Paul will be back on the ballot for the first time since he dropped his campaign following his disappointing finish in the Iowa caucuses.

On the Republican primary ballot, some had feared having his attention away from the state during his presidential race might spur a serious challenger, but one never emerged.

When election results pour in Tuesday night, the focus will instead be on the Democratic side and the performance of the party’s preferred candidate, Lexington Mayor Jim Gray. A wealthy businessman, Gray has spent some of his own money on an ad campaign to introduce himself to the voters – spending that has been the subject of criticism from his Democratic primary opponents.

While Gray has mostly aligned with those supporting Hillary Clinton’s presidential campaign, Sellus Wilder, a progressive filmmaker and former Frankfort City commissioner, has tried to pull support from some prominent Democrats backing Bernie Sanders (I-Vt.). Dale Emmons, a longtime Kentucky Democratic operative, said he expects Gray to perform strongly.

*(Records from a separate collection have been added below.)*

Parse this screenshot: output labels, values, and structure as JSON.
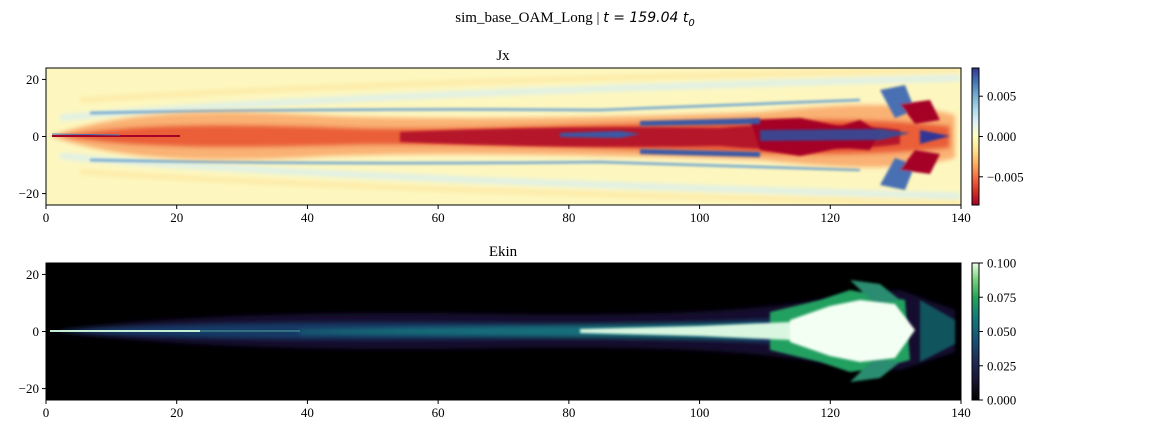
{
  "figure": {
    "title_prefix": "sim_base_OAM_Long | ",
    "title_math": "t = 159.04 t",
    "title_sub": "0"
  },
  "chart_data": [
    {
      "type": "heatmap",
      "title": "Jx",
      "xlabel": "",
      "ylabel": "",
      "xlim": [
        0,
        140
      ],
      "ylim": [
        -24,
        24
      ],
      "x_ticks": [
        0,
        20,
        40,
        60,
        80,
        100,
        120,
        140
      ],
      "y_ticks": [
        -20,
        0,
        20
      ],
      "x_tick_labels": [
        "0",
        "20",
        "40",
        "60",
        "80",
        "100",
        "120",
        "140"
      ],
      "y_tick_labels": [
        "−20",
        "0",
        "20"
      ],
      "colormap": "RdYlBu",
      "colorbar": {
        "vmin": -0.0085,
        "vmax": 0.0085,
        "ticks": [
          -0.005,
          0.0,
          0.005
        ],
        "tick_labels": [
          "−0.005",
          "0.000",
          "0.005"
        ]
      }
    },
    {
      "type": "heatmap",
      "title": "Ekin",
      "xlabel": "",
      "ylabel": "",
      "xlim": [
        0,
        140
      ],
      "ylim": [
        -24,
        24
      ],
      "x_ticks": [
        0,
        20,
        40,
        60,
        80,
        100,
        120,
        140
      ],
      "y_ticks": [
        -20,
        0,
        20
      ],
      "x_tick_labels": [
        "0",
        "20",
        "40",
        "60",
        "80",
        "100",
        "120",
        "140"
      ],
      "y_tick_labels": [
        "−20",
        "0",
        "20"
      ],
      "colormap": "cubehelix-green",
      "colorbar": {
        "vmin": 0.0,
        "vmax": 0.1,
        "ticks": [
          0.0,
          0.025,
          0.05,
          0.075,
          0.1
        ],
        "tick_labels": [
          "0.000",
          "0.025",
          "0.050",
          "0.075",
          "0.100"
        ]
      }
    }
  ]
}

“He should do very well in the urban areas. Jim’s appeal isn’t necessarily to the partisans but despite this he should win the Democratic nomination,” he said. “Turnout in tomorrow’s Kentucky Democratic Primary will likely be modest or light.”

Republican voters – with no presidential contest and only a sleepy primary for Paul’s seat – will have their highest profile contest in Kentucky’s 1st District, a rural enclave that is home to the Army’s 101st Airborne Division. There, four Republicans are facing off for the party’s nomination to replace Rep. Ed Whitfield, the Republican who announced he would not seek re-election last year amid an ethics investigation.

James Comer, the commonwealth’s former commissioner of agriculture who ran unsuccessfully for the party’s nomination for governor last year, is favored to win. He won the district by 30 points despite losing statewide in the gubernatorial primary and is better known because of it.

Michael Pape, a former aide to Whitfield, has carried the outsider’s mantle against him, criticizing Senate Majority Leader Mitch McConnell, the National Rifle Association and the U.S Chamber of Commerce, both organizations which endorsed Comer.

“Comer was the only one that has never been on the federal payroll,” said one Kentucky Republican consultant. “It is true that he has been a Frankfort political fixture, but I think folks in Kentucky think more kindly of state government than federal government these days.”

Along with Kentucky, voters will head to the polls in two other states for down-ballot contests.

There is no presidential race on the ballot in Idaho, but there are competitive primaries for the state legislature and a seat on the state’s Supreme Court.

In Oregon, much of the focus will be on the presidential race, but the winner of the Republican governor primary will face Democratic Gov. Kate Brown in a November special election.